Joe Overstreet, “Gorée” (1993), oil on canvas (© Property of Joe Overstreet/Artist Rights Society (ARS), courtesy Eric Firestone Gallery, New York, picture Samuel Glass)
Joe Overstreet 1972

Joe Overstreet along with his Flight Patterns, 1972 (courtesy Menil Archives, The Menil Assortment, Houston, picture Hickey-Robertson, Houston)
Installation view. Photo by Sarah Hobson 6

Set up view of Joe Overstreet: Taking Flight on the Menil Assortment, Houston. Left: “Man and Woman Came from a Reed” (1971); proper: “Free Direction” (1971) (picture by Sarah Hobson)
Installation view. Photo by Sarah Hobson 13

Set up view of Joe Overstreet: Taking Flight on the Menil Assortment, Houston. Left to proper: “Baobab and Fish” (1993); “Kernel” (1993); “Exit Dust” (1993) (picture by Sarah Hobson)

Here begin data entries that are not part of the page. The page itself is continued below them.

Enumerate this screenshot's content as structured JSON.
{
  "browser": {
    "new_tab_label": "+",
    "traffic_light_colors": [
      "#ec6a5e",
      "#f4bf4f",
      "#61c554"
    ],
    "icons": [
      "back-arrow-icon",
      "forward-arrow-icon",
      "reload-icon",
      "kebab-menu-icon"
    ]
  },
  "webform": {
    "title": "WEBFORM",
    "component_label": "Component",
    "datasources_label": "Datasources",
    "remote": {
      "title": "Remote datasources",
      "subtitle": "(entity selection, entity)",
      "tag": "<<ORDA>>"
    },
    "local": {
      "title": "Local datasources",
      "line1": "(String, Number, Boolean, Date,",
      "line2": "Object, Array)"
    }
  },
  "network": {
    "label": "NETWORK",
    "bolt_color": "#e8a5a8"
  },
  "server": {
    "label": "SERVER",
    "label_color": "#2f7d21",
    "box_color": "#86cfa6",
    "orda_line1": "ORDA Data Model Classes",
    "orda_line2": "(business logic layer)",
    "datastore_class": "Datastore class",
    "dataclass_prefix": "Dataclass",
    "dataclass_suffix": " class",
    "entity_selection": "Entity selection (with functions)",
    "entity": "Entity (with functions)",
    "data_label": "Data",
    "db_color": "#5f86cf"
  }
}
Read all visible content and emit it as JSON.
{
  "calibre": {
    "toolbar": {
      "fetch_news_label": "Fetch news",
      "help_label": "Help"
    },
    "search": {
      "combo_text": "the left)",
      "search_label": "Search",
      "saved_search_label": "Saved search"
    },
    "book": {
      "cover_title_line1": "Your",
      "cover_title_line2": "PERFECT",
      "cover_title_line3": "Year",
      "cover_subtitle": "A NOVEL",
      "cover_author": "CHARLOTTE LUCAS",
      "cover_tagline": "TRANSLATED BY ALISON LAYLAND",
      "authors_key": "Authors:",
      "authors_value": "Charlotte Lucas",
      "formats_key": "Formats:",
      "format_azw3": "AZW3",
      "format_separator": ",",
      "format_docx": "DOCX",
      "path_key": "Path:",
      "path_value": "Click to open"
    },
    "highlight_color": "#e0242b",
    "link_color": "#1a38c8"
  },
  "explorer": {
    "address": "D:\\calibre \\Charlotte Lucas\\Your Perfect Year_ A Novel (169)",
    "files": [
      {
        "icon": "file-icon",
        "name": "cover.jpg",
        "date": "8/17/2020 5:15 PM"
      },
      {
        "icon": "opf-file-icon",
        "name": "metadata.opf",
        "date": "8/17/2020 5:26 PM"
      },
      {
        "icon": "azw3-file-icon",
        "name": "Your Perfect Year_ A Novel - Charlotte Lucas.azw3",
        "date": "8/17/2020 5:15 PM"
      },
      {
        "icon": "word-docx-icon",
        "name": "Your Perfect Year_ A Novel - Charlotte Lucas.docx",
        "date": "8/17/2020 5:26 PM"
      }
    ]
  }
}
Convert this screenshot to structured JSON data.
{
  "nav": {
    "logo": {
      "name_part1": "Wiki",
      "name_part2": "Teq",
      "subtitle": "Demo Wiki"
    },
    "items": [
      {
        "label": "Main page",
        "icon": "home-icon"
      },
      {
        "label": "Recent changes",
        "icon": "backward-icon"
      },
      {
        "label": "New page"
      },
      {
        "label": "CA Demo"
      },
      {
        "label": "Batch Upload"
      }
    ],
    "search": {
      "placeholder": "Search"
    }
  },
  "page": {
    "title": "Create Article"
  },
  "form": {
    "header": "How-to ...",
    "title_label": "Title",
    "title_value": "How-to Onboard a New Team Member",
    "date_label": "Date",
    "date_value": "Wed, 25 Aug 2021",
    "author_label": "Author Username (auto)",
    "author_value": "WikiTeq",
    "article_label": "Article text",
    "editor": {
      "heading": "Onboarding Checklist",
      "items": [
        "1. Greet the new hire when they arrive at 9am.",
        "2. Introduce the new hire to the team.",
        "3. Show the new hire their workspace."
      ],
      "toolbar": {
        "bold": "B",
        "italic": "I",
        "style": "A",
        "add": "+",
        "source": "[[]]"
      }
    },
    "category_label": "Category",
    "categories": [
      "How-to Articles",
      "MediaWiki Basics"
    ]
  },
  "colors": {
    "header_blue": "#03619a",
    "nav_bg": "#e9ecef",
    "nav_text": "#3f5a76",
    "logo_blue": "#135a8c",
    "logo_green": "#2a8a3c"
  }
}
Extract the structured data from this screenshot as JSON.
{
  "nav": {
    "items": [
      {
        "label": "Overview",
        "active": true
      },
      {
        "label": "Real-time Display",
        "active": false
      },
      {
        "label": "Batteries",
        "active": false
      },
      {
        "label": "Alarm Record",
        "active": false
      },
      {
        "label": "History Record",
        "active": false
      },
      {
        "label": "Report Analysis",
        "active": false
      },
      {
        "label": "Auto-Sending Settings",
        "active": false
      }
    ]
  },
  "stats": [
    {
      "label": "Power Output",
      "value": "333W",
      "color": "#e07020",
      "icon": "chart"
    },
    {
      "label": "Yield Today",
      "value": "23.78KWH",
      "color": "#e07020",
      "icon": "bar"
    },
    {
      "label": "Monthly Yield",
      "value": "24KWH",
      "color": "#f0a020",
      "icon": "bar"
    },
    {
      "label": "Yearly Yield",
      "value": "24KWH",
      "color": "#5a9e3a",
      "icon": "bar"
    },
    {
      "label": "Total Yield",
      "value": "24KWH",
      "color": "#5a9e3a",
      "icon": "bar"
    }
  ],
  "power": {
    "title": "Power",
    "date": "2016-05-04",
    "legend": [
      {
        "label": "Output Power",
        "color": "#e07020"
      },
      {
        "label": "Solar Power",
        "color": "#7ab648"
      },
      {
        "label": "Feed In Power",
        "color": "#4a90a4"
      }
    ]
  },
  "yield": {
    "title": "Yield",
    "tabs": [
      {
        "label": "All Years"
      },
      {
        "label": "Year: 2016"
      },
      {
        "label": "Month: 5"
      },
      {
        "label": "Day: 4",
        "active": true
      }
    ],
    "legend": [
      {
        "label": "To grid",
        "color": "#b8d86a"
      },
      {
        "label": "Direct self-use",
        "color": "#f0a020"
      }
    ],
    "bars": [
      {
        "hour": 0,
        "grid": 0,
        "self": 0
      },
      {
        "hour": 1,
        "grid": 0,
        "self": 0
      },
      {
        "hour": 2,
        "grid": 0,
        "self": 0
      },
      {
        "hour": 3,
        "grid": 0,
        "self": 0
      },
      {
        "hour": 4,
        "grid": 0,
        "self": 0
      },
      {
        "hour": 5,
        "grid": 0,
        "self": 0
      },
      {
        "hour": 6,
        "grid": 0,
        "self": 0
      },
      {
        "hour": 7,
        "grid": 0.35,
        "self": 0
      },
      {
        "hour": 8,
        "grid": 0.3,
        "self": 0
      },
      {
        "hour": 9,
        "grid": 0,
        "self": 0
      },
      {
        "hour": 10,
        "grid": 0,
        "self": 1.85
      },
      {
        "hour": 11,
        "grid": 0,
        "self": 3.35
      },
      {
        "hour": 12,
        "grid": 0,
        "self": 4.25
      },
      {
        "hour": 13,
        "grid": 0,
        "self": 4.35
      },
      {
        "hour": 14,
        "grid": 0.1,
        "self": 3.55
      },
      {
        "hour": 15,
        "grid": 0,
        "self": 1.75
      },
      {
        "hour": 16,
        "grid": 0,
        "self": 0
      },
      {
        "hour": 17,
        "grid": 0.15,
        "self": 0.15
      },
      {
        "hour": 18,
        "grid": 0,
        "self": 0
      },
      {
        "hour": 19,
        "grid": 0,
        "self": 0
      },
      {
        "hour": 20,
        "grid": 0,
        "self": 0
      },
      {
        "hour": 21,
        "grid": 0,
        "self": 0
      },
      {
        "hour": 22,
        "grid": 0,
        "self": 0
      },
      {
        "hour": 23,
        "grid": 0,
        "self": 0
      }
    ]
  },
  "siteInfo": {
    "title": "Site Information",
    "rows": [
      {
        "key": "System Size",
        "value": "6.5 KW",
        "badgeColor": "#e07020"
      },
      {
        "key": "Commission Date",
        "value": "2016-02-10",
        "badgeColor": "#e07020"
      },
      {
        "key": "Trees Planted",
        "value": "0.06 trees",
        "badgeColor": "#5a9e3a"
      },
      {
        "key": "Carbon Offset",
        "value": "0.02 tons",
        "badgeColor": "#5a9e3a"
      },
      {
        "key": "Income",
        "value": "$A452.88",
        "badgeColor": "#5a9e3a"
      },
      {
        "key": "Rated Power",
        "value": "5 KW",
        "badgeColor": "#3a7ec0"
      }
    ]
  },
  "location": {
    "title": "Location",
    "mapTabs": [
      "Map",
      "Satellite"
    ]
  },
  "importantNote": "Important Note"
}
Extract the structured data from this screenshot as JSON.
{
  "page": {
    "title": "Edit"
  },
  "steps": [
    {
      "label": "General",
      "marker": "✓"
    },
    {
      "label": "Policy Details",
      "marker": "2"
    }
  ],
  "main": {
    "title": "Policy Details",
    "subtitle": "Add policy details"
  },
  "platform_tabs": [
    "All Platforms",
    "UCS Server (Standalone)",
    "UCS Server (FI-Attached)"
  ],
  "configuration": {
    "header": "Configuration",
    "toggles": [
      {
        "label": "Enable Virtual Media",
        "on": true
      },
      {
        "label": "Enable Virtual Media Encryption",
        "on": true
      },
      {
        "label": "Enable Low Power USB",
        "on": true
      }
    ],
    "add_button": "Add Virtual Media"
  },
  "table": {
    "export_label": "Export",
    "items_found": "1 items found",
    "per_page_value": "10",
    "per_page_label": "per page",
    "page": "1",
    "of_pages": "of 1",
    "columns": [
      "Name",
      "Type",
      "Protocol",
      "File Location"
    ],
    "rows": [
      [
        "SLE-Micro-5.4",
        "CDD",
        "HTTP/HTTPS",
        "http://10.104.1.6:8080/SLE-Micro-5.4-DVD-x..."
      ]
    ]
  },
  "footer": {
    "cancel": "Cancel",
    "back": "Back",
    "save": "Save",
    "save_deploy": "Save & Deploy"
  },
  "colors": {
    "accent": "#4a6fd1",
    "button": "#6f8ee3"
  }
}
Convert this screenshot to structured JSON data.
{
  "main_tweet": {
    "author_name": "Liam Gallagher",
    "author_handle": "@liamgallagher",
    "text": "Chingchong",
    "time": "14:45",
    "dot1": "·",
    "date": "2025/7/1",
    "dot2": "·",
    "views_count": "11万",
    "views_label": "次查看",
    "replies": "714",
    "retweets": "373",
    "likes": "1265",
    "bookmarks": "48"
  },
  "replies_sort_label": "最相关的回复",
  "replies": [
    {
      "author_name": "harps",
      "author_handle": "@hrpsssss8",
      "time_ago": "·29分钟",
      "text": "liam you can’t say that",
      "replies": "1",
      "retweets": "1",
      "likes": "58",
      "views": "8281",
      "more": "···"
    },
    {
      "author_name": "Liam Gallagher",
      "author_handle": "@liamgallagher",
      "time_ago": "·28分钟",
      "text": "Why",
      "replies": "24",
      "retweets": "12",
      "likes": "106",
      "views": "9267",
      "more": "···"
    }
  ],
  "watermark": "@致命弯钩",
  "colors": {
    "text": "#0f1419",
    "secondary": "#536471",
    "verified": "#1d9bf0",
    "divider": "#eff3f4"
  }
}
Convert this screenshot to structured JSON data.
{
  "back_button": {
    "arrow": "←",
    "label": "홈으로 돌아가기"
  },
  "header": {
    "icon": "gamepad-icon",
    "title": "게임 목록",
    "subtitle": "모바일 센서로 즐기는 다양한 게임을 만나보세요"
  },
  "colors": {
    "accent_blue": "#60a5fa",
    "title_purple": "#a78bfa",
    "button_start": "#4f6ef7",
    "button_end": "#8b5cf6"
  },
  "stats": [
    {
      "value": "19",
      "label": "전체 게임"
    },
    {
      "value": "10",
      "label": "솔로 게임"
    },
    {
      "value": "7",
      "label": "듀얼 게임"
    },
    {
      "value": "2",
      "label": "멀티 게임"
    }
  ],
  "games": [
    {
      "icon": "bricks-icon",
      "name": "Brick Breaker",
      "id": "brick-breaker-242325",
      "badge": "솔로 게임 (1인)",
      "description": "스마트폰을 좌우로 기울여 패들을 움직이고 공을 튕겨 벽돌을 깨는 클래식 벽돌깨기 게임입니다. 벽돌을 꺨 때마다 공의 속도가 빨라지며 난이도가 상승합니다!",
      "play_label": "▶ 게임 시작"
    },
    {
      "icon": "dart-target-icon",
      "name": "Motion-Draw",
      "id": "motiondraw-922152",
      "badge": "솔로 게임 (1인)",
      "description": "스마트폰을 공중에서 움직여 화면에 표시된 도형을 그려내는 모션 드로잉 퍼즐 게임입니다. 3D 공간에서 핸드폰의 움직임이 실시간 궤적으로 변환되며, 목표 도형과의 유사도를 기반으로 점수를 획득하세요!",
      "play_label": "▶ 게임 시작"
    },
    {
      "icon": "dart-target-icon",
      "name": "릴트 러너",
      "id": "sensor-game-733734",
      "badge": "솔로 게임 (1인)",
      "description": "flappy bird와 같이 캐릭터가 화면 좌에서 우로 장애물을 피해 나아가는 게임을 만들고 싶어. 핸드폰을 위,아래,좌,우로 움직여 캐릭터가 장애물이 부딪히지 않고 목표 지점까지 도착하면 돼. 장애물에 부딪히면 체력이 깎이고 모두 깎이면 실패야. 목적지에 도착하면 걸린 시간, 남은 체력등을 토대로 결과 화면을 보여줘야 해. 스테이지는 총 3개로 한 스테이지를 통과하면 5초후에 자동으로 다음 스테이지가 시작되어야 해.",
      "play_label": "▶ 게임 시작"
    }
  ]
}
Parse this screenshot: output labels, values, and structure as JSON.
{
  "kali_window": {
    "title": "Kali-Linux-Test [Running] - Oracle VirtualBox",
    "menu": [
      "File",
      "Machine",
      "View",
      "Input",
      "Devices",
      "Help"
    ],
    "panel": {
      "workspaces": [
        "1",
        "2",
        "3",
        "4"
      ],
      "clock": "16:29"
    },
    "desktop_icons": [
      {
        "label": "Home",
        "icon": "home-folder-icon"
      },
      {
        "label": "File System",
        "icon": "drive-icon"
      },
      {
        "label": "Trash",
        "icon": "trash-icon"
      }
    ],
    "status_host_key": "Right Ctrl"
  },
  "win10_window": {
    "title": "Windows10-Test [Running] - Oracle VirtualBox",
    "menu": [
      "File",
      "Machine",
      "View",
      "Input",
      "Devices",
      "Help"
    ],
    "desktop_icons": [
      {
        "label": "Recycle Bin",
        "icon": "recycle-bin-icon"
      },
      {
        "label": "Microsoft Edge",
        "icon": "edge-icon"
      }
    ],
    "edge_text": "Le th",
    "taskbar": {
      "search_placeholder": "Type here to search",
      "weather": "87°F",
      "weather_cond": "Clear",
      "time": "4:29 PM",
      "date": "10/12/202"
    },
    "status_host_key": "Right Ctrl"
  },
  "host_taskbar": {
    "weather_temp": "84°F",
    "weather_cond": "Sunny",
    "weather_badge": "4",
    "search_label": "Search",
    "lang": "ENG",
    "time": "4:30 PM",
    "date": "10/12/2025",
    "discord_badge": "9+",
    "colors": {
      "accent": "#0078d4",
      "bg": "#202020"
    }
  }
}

Joe Overstreeet: Taking Flight continues on the Menil Assortment (1533 Sul Ross Road, Houston, Texas) by July 13. The exhibition was curated by Natalie Dupêcher in collaboration with the artist’s property.

Editor’s Word: Hyperallergic’s customary picture coverage is to run pictures taken by our reviewers to authentically characterize their expertise. An exception was made on this assessment as a result of venue’s restrictions on pictures.